Kano, the historic commercial hub of northern Nigeria, recorded a population of 17,510,247 in 2026, marking a 3.16% increase from 16,974,110 the previous year, according to data from World Population Review.

One of the oldest cities in West Africa, Kano, for centuries, has served as a major centre of trade, commerce, and Islamic scholarship. The city is a leader in agricultural commerce and agro-processing, serving as a collection and distribution point for commodities including grains, livestock, hides and skins, groundnuts, and sesame.

Kano is served by Mallam Aminu Kano International Airport, one of the country’s busiest airports outside Lagos and Abuja, which supports both passenger and cargo traffic.

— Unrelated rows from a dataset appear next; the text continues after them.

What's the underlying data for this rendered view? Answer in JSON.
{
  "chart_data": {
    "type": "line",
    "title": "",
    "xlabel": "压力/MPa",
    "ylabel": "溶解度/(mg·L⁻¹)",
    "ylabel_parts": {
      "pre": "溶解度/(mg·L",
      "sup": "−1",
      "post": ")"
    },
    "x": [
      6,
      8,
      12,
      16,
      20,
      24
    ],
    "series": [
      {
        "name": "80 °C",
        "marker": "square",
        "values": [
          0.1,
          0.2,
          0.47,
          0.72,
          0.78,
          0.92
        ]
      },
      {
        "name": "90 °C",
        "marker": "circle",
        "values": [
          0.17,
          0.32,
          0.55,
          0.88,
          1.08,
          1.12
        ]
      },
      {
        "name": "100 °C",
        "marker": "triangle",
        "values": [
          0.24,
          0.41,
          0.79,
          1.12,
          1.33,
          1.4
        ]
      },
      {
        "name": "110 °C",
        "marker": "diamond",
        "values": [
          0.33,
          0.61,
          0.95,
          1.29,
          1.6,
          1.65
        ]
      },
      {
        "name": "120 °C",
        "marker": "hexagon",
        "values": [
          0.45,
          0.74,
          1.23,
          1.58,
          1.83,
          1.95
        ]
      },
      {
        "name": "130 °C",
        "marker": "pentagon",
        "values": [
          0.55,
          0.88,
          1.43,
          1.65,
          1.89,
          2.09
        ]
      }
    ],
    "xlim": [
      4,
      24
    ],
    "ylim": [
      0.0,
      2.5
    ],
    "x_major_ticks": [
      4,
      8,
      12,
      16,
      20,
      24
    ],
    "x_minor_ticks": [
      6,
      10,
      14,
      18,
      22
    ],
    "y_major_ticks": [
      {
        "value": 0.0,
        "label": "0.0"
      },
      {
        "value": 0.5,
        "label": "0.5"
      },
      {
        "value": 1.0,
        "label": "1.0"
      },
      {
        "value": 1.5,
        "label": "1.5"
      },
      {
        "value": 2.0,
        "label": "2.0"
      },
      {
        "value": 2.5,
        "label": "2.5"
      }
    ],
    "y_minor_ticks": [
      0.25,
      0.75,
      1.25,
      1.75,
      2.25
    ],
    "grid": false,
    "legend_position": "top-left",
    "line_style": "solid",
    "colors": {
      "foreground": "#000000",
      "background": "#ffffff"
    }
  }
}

The city hosts one of Nigeria’s largest markets (Kano Kurmi Market) and serves as a key transportation node connecting northern Nigeria with neighbouring countries.

1. Kinshasa, DR Congo — 21,852,144 people

Topping the list is Kinshasa, the Democratic Republic of the Congo’s capital, which surged by 5.13% from 20,786,403 in 2025 to 21,852,144 in 2026. This is by far the fastest growth rate of any city on this list.

Kinshasa has also overtaken Paris in population, making it the largest French-speaking urban area on Earth, even though French, which is the city’s official language of government, education and commerce, coexists on the street with Lingala as the everyday lingua franca.

As DR Congo’s political, economic and cultural centre, the city boasts a diverse economy built on services, trade, construction and manufacturing, and its river port handles a significant share of the country’s import and export trade, including the mineral resources that underpin much of the national economy.

Kinshasa is regarded as one of the world’s fastest-growing megacities by population, and its growth rate this year outpaces every other city on the continent’s top ten by a wide margin.